I would be so impressed if just one of these authors whose books I’ve read did some decent historical work around social changes in the roles of men and women, investigated the very young history of anti-gay theology, or even peeked into the history of biblical counseling for LGBTQ people and how that has shifted, and get honest about it all. They may not come to the conclusions I have. Fine, at least do some deeper work.
Just a modicum of some academics.
Just a drop of foundational work.
Just one little step outside and challenge the norm.
But, they don’t. They tell their story (no complaint there, we all have one) and rehash the trash.
But they never do the damn work!
It’s exhausting. It’s sloppy. It’s damaging.
LGBTQ people and their families already have one foot out the door of churches, a large group of them will end their relationships with God altogether.
Mr. Cook writes that not telling people about their homosexual sin has eternal consequences (p.168). Exclusionary, shaming, man-created teachings he supports also have not only far-reaching eternal consequences, but they also have earthly consequences too. I am continually disturbed by authors (Sean McDowell, Christopher Yuan) who need evidence of studies to prove that such teachings are doing damage to LGBTQ people.
I know many of the non-affirming religious leaders.
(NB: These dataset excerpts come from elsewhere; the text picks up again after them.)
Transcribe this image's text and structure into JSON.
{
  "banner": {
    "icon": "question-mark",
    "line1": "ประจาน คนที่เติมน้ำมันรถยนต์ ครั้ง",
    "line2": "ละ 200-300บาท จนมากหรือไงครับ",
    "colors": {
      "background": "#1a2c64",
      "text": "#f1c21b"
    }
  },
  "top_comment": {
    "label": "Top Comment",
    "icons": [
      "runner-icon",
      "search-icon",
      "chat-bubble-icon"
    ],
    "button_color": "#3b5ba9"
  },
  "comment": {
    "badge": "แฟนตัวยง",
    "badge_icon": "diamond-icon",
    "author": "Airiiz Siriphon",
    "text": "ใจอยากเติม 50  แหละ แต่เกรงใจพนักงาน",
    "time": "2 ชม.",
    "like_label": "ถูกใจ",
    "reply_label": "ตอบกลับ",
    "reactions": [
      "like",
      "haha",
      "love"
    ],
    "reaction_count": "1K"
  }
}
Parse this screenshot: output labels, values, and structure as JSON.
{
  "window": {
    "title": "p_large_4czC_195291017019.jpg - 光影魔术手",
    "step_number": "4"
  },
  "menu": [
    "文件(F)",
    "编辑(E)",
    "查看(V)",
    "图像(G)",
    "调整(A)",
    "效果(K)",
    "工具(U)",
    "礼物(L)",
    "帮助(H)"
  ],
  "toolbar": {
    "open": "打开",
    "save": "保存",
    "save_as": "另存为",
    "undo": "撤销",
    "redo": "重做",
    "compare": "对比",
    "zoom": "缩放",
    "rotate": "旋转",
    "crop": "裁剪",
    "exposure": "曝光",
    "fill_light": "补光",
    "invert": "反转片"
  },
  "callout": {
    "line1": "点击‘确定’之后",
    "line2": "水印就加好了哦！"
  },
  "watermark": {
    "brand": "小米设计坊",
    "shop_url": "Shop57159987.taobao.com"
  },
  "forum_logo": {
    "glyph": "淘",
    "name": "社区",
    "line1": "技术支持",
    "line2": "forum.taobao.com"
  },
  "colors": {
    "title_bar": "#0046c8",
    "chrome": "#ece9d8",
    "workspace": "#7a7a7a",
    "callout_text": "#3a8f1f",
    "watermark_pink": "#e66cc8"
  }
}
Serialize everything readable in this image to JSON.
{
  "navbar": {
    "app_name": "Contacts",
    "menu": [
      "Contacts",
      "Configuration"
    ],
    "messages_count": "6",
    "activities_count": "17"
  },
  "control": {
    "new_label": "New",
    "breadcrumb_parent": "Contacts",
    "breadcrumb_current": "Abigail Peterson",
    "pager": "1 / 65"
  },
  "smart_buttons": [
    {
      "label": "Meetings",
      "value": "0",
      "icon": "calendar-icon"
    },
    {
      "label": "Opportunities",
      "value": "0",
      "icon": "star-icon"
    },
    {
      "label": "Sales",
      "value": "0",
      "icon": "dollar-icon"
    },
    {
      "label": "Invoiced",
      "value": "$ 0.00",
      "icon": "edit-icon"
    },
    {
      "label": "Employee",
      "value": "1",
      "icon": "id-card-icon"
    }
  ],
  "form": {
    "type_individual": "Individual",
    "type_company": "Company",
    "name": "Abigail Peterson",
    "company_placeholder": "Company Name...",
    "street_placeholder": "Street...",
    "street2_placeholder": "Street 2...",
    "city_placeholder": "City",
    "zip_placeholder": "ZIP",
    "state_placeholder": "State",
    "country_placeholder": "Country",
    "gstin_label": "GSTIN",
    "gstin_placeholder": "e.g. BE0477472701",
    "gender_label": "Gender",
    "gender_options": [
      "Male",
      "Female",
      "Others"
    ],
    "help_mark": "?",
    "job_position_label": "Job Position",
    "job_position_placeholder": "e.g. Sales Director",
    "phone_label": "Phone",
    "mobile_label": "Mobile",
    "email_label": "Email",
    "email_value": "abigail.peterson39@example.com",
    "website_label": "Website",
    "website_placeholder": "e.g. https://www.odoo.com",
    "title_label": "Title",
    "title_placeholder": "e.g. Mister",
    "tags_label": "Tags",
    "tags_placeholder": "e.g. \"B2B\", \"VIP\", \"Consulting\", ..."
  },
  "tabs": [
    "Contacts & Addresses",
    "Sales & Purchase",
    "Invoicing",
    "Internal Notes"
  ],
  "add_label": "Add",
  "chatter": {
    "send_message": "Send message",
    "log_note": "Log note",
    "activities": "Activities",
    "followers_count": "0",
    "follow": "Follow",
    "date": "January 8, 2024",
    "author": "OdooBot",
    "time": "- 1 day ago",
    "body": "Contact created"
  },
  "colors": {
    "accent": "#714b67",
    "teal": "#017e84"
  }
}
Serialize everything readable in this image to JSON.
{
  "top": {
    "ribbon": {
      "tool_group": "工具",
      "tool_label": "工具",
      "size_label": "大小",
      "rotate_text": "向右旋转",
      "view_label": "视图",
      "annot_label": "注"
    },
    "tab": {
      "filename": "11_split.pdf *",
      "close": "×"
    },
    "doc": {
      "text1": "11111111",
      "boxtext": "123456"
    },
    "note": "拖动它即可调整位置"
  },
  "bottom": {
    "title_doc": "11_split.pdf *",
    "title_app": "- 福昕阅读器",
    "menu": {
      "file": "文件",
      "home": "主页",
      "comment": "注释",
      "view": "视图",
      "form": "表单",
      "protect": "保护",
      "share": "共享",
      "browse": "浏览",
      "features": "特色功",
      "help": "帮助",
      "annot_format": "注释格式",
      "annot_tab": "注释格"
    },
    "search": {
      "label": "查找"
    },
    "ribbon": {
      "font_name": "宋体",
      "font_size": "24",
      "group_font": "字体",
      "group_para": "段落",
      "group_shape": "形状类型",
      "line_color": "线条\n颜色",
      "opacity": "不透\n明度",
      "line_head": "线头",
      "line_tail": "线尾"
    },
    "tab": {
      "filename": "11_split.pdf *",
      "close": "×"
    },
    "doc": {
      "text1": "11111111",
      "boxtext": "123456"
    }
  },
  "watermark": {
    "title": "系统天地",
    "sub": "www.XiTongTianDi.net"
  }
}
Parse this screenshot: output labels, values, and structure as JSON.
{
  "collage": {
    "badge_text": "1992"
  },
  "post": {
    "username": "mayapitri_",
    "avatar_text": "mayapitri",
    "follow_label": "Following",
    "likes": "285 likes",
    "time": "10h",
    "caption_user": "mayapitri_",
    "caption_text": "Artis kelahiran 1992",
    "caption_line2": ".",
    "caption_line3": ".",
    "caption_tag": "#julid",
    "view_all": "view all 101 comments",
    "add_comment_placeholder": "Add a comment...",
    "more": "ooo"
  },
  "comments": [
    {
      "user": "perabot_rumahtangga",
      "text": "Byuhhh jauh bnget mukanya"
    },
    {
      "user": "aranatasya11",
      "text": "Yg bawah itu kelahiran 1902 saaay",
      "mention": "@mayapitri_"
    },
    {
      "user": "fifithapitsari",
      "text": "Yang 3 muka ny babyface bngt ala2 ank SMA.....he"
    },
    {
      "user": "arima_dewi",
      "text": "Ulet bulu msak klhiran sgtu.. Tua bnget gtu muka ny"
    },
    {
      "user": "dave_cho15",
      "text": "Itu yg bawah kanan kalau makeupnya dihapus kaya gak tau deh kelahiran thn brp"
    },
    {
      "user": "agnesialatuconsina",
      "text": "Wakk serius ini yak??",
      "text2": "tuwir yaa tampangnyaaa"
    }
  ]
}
I know they have the intellectual capacity and skills to do the work. Most people won’t allow their strongly held-viewpoints to be challenged. It’s risky. There can be a significant loss. If a person plays at higher levels and they (and their family) make some or most of their income from books and speaking, they’ll no longer be invited to speak if they changed their views. Book sales will plummet. Reputations will suffer. There is a cost to correcting this injustice.
But there is a far bigger cost to allowing it to stand.
Yet still, please, Christian leaders and pastors, authors, people in the pews, and mostly those who have LGBTQ people in your lives, invest in participating in one of the most important works of justice in the church today—the deconstruction of anti-gay theology.
Search my name on Youtube, I’ve done a two-part, five-hour substantial overview that greatly expands on some points I’ve contained in this review, start there.
Mr. Cook, I am sure you are a well-intentioned and lovely man. Today, I am profoundly sad for E and M, whose families have bought into a gross moral injustice that has been inflicted on an entire people group. Your book, the radio podcast videos, and guest speaking appearances to promote your book will be weaponized against LGBTQ Christians. Intended or not.
This moral injustice can be corrected, and it will be.